The physical world is a thin veil. There is so much that happens “behind the scenes” of life. We are more interconnected than it appears on the surface. The magic, the intangible, the poetry, the romance and the ethereal are lurking. Capturing the essence is as much importance as depicting the object or scene. If you remain authentic to your vision and paint from the heart you will allow your own originality.
Colleen considers painting an exercise in personal awareness for her to check, “What is her state of being as she paints and what is her purpose as she begins?” When she is centered, balanced, authentic and paying attention the multidimensional aspects begin to emerge. The awareness of the ALIVENESS is more prominent. In this state, she is able to sift out what is not needed, keeping only the parts useful in depicting the magic. She admits that this is a journey that never ends. There are new explorations and discoveries all along the way.
She does not pick up a brush daily because she does not have a desire to. Her life is a balance of things that she enjoys. She styles hair, gardens, socializes, enjoys her family, takes time for self care and yes, she paints. Each of these things, in balance, feed the other, making all things richer. She gets out and paints a couple of times a month when all the conditions are right.
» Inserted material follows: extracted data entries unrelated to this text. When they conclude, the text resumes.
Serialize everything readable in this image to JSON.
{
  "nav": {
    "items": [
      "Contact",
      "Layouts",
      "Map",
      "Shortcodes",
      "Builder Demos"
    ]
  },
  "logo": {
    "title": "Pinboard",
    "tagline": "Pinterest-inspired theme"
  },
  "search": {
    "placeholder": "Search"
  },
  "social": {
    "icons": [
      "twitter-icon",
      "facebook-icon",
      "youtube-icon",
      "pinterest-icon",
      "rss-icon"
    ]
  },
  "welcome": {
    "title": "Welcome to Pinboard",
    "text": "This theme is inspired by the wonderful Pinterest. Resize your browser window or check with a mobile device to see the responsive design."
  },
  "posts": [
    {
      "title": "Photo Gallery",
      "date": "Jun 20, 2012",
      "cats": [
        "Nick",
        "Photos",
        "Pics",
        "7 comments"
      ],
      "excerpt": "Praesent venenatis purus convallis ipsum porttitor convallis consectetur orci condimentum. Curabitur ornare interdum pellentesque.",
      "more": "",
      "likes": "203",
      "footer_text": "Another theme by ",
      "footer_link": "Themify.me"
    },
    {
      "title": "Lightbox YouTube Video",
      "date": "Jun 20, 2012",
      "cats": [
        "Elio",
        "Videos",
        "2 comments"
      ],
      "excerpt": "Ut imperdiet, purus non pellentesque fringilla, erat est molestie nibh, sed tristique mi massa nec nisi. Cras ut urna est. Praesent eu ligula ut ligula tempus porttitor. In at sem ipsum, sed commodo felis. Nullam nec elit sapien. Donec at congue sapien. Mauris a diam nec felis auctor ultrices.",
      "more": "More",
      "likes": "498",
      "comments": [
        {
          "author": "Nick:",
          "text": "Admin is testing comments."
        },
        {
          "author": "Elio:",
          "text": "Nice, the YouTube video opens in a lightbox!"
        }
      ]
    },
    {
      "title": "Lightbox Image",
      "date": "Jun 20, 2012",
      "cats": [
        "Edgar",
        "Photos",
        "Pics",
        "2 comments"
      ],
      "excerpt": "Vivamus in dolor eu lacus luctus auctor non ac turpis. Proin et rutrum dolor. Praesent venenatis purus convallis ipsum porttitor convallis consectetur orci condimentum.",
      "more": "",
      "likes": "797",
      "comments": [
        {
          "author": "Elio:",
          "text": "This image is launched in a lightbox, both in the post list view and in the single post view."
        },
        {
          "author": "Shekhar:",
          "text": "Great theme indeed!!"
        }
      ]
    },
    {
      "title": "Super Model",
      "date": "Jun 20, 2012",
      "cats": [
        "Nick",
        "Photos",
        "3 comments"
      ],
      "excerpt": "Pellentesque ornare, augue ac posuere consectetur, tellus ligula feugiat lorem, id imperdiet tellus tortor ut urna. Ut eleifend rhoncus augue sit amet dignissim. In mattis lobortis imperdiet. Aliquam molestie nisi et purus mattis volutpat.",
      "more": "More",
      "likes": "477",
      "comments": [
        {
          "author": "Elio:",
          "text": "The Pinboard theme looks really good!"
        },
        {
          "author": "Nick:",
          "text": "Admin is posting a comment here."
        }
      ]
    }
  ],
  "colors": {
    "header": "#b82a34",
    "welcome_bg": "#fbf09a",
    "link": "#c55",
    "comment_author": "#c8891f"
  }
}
In choosing her painting location, Colleen looks for subject matter that feels good to her, frequently not knowing exactly why she is drawn to an area. She loves the Biltmore estate and finds places there that have an otherworldliness that is appealing to capture.
Along with her stand up easel, she has an over the steering wheel easel that makes it easy for her to paint in her car in all kinds of places and weather conditions. (Though this may be different from hers, it is one example. http://www.outdoorpainter.com/presenting-the-steering-wheel-easel/)
Her palette usually consists of a cool and warm of each of the primaries, along with white and black. She sometimes includes veridian green and is recently playing with some premixed grays.
Once set up to paint, she is not systematic. She works intuitively, beginning that process of editing, extracting the most essential elements. She hopes to pass along to other artists, that same advice that has helped her evolve all through her years as a plein air painter, “Keep it Simple!”